I knew I did Leo wrong, but I never realized the extent of the damage. I was so wrapped up in my own pain that I couldn’t see beyond it. But now that I have the chance, I want to make things up to him. He was my first love and best friend before I betrayed him, and now he’s become a man I want to stand beside. But how can I fix the things I broke between us?
Love Me Again is a second chance M/M romance featuring a first love gone wrong, an ugly duckling who’s grown up into a hunk, and two men who learn to see beyond the surface to the love that lies beneath.
Love Hurts
Caldwell Brothers, Book 6.
Jun’s not better than me, but we might be perfect together.
Jun’s been a thorn in my side for years. Its only gotten worse since we’re both going after the same promotion. Being in the same room with him makes my heart pound. It’s anger. I can’t let it be anything else.
My family expects me to be the best. I have to earn this promotion and prove that belong on top. But when I catch Jun staring at me with heat in his eyes, medicine is the last thing on my mind. He’s not supposed to be into guys. Could he be into me?
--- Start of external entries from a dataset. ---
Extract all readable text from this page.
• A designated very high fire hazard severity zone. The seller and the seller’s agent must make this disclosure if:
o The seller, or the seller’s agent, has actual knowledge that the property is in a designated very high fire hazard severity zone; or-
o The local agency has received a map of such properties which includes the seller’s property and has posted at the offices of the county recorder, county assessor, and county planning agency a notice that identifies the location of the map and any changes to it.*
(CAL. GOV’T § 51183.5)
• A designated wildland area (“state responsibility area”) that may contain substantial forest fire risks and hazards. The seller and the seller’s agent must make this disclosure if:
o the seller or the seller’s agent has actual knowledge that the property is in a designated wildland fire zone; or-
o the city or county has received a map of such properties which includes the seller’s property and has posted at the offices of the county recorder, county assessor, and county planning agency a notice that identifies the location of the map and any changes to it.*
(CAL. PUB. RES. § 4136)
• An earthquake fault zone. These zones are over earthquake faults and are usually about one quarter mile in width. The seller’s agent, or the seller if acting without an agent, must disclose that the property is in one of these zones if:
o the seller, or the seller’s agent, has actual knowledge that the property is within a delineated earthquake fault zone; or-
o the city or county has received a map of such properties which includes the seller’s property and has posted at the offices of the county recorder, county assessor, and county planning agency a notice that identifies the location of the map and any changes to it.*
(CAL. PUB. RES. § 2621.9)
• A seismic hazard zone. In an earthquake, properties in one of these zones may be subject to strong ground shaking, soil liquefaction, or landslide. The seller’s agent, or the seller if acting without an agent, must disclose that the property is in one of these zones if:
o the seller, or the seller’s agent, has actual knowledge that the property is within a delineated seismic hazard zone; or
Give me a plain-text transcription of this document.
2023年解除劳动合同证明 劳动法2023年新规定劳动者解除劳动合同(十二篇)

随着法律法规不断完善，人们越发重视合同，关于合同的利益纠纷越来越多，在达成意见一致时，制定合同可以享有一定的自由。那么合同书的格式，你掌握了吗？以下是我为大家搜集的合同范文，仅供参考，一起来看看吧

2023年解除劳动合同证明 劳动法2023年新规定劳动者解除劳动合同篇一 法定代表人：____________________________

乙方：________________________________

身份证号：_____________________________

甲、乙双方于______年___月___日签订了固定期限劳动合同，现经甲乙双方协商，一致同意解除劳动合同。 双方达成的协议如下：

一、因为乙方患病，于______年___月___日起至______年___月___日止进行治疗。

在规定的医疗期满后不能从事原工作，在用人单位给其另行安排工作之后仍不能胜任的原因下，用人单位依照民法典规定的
I’ll show him who belongs on top.
Failure isn’t an option, and that’s not a problem…except when it comes to Kairo. The perfectionist doctor has been my only competition since medical school. He’s the only surgeon to ever best me. He’s my biggest rival, and I’m pretty sure he hates me, but he makes me feel…alive.
For years, we’ve sidestepped one another. Now, he’s awakened tantalizing feelings in me that I’ve been trying to ignore for most of my life. Being gay won’t fly in my conservative family. How can I consider coming out before I know he feels the same?
Sparks fly in Love Hurts when Jun and Kairo finally succumb to the forbidden desires that have simmered under the surface for years in this full-length contemporary m/m romance audiobook.